Güncelleme Tarihi:
Eken, yaptığı açıklamada, dernek olarak dünyadan tümüyle silinmesinden korkulan canlıların korunması için, 51 uluslararası kuruluşla iki yıldır işbirliği içinde çalıştığını belirtti.
Yapılan çalışmalar sonucunda tüm dünyada ve Türkiye'de en fazla yok olma tehlikesiyle karşı karşıya olan türlerin tam olarak nerede yaşadıklarının belirlendiğini ifade eden Eken, “Bu çalışmamız da Türkiye'nin gerçek hazinesinin doğal zenginliği olduğunu ve Türkiye'nin doğal açıdan dünya ölçeğinde önemli bir coğrafya olduğunu bir kez daha ortaya koyduk” dedi.
Eken, İngiltere'deki bitki çeşidi sayısı 2 binle sınırlıyken Türkiye'nin bitki çeşidinin yaklaşık 10 bin olduğunu vurgulayarak, şunları kaydetti:
“Türkiye'de bunun yanı sıra her 5.5 günde yeni bir bitki çeşidi bulunmaktadır. Ülkemizde bugüne kadar tespit edilen 10 bin bitki türünün 3 bini dünyada sadece Türkiye'de bulunmaktadır. Bu bitkilerinde 550 tanesi sadece tek bir noktada yetişmekte olup, yok olma tehlikesi altındadır. Bu 550 tür sadece doğal mirasımız değil, yüzlerce hastalığın ilacı, Türkiye'nin doğa turizmi potansiyeli, geleceğin besin kaynakları, temiz hava, su ve toprağımız demektir. ulusal ve yerel karar vericilerin ve yatırımcıların Türkiye'nin yakın geleceğiyle ilgili planları yaparken bu türleri ülkemizin en değerli ve en benzersiz kaynakları olarak görmesini bekliyoruz.”
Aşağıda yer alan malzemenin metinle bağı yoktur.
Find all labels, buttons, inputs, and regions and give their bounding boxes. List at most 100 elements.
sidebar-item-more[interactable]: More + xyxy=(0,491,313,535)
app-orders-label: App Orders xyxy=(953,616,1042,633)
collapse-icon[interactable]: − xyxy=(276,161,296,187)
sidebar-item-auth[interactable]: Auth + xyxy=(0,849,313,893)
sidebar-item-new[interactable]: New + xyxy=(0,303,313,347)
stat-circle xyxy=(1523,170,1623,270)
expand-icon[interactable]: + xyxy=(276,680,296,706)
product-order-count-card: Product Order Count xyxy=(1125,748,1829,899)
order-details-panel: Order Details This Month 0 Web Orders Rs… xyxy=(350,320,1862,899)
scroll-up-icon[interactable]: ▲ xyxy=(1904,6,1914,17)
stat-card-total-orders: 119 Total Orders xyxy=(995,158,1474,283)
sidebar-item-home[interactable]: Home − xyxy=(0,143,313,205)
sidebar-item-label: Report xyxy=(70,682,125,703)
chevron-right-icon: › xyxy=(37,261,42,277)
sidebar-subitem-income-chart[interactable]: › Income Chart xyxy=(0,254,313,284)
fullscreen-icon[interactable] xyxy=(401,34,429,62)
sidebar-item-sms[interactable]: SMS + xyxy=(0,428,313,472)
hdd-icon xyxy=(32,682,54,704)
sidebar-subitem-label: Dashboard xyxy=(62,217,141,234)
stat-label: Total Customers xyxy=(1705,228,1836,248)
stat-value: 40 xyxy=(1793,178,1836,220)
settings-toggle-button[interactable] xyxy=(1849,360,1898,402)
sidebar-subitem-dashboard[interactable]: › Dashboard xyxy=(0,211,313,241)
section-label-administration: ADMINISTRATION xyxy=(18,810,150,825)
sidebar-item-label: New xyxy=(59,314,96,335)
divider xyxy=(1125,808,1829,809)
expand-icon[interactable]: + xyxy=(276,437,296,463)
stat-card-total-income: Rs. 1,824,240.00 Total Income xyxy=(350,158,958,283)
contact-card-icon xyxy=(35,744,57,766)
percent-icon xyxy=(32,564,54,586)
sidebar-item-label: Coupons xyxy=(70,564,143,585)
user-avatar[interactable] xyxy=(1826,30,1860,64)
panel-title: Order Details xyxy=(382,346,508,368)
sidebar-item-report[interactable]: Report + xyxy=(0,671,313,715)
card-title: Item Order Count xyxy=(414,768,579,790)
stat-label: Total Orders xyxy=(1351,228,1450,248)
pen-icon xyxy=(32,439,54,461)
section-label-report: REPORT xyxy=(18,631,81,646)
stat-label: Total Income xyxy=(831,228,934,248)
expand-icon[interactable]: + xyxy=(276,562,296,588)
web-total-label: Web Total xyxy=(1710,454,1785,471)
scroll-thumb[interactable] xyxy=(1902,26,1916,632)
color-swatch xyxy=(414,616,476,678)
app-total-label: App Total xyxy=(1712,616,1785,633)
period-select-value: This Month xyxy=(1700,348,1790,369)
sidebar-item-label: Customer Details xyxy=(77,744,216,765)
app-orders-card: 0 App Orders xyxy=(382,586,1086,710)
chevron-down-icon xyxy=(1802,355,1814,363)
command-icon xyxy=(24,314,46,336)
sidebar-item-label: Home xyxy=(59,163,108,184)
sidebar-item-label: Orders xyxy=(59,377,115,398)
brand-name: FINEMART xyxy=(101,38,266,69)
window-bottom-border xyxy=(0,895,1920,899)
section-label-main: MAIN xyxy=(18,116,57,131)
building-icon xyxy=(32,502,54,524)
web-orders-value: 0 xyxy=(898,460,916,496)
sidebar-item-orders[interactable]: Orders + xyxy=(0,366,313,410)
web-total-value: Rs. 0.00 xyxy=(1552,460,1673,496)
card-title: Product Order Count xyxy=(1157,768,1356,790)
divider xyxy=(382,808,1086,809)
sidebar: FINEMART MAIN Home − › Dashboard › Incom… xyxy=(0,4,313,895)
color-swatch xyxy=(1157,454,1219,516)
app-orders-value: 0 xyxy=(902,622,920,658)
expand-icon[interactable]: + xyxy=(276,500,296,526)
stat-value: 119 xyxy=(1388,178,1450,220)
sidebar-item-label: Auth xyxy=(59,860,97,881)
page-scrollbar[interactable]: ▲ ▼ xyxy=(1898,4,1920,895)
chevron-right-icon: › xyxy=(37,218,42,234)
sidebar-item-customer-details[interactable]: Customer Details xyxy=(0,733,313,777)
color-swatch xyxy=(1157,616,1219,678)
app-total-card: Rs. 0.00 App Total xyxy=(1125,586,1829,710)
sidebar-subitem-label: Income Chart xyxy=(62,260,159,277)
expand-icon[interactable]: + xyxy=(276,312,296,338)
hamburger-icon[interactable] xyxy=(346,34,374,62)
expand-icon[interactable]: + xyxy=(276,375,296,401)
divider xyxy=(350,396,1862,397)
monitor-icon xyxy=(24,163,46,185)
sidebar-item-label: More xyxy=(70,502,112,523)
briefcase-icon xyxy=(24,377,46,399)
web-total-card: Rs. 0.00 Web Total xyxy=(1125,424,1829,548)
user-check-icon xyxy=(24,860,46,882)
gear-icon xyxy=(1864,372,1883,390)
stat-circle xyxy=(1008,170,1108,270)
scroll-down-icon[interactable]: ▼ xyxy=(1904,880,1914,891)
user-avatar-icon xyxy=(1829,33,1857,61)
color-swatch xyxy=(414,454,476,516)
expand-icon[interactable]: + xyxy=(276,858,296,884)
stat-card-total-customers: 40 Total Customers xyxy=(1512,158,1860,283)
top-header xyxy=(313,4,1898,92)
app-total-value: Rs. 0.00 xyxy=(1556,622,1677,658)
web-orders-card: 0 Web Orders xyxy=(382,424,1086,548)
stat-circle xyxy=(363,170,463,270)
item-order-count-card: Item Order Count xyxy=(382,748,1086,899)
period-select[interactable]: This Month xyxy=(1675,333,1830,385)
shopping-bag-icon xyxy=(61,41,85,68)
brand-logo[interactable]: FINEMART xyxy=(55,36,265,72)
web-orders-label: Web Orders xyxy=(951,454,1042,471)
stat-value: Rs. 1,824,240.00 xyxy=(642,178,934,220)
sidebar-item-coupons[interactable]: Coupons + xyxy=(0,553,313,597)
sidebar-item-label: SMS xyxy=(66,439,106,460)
Dünyadaki 561 canlı türünün sadece Türkiye'de yaşadığını bildiren Eken, çok hassas oldukları için iklimsel değişiklik başta olmak üzere, en küçük bir tehdidin bile bu canlı türlerini yok edebileceğini söyledi.
EN FAZLA TÜR ANTALYA'DA
Doğa Derneği Genel Müdürü Güven Eken, bu canlılar arasında 550 bitki, 8 balık, 1 kurbağa, 1 memeli ve bir 1 kelebek türü bulunduğunu belirterek, sözlerini şöyle sürdürdü:
“Bu türler, Türkiye'deki doğal alanların aşırı kullanımı veya tahribatı sonucunda yeryüzünden tümüyle silinebilir. Bu 561 canlı türün önemli bir kısmı Akdeniz bölgesinde yaşıyor. Antalya, tek noktaya sıkışmış türlerin en zengin olduğu ilimiz. Doğu Karadeniz Bölgesi ve Doğu Anadolu ise yok olan türlerin yoğunlaştığı diğer bölgelerimiz. Tamamı Göller Bölgesi ve Orta Anadolu'da olmak üzere, Türkiye'ye özgü 8 balık türü var. Öte yandan, Türkiye'nin en nadir kurbağası olan Toros kurbağası (Rana holtzi) Niğde'de, memeli türü olan Silifke kirpi faresi (Acomys cilicicus) Mersin'de, kelebek türü olan Malatya kelebeği (Polyommatus dama) ise Malatya'da bir tek noktada yaşıyor.”
ZİNCİRİN HALKASI KOPUNCA
Türlerin yok olması doğal bir süreç olmakla beraber, bugünkü insan kaynaklı yok oluş sürecinin doğal süreçlere göre yüzde 10 daha yüksek olduğunu bildiren Güven Eken, şunları söyledi:
“Yakın tarihte, çoğu türün yok oluşu, kedi ve fareler gibi istilacı yırtıcı hayvanların ıssız adalarda yerleştirilmesiyle meydana gelmişti. Bu son çalışmalar ise yok oluş krizinin şimdi genişleyerek dünyanın ana kara kütlelerine de büyük bir hızla yayıldığını ve risk altındaki türlerin çoğunlukla ana karalardaki dağlarda ve alçak arazilerde bulunduğunu göstermektedir.”
Eken, Türkiye'nin en büyük zenginliği olan tür zenginliği konusuna dikkat çekerek, çevrenin daha az kirletilmesi için doğal yaşam konusunda bilinçlendirmeyi sağlamaya çalıştıklarını sözlerine ekledi.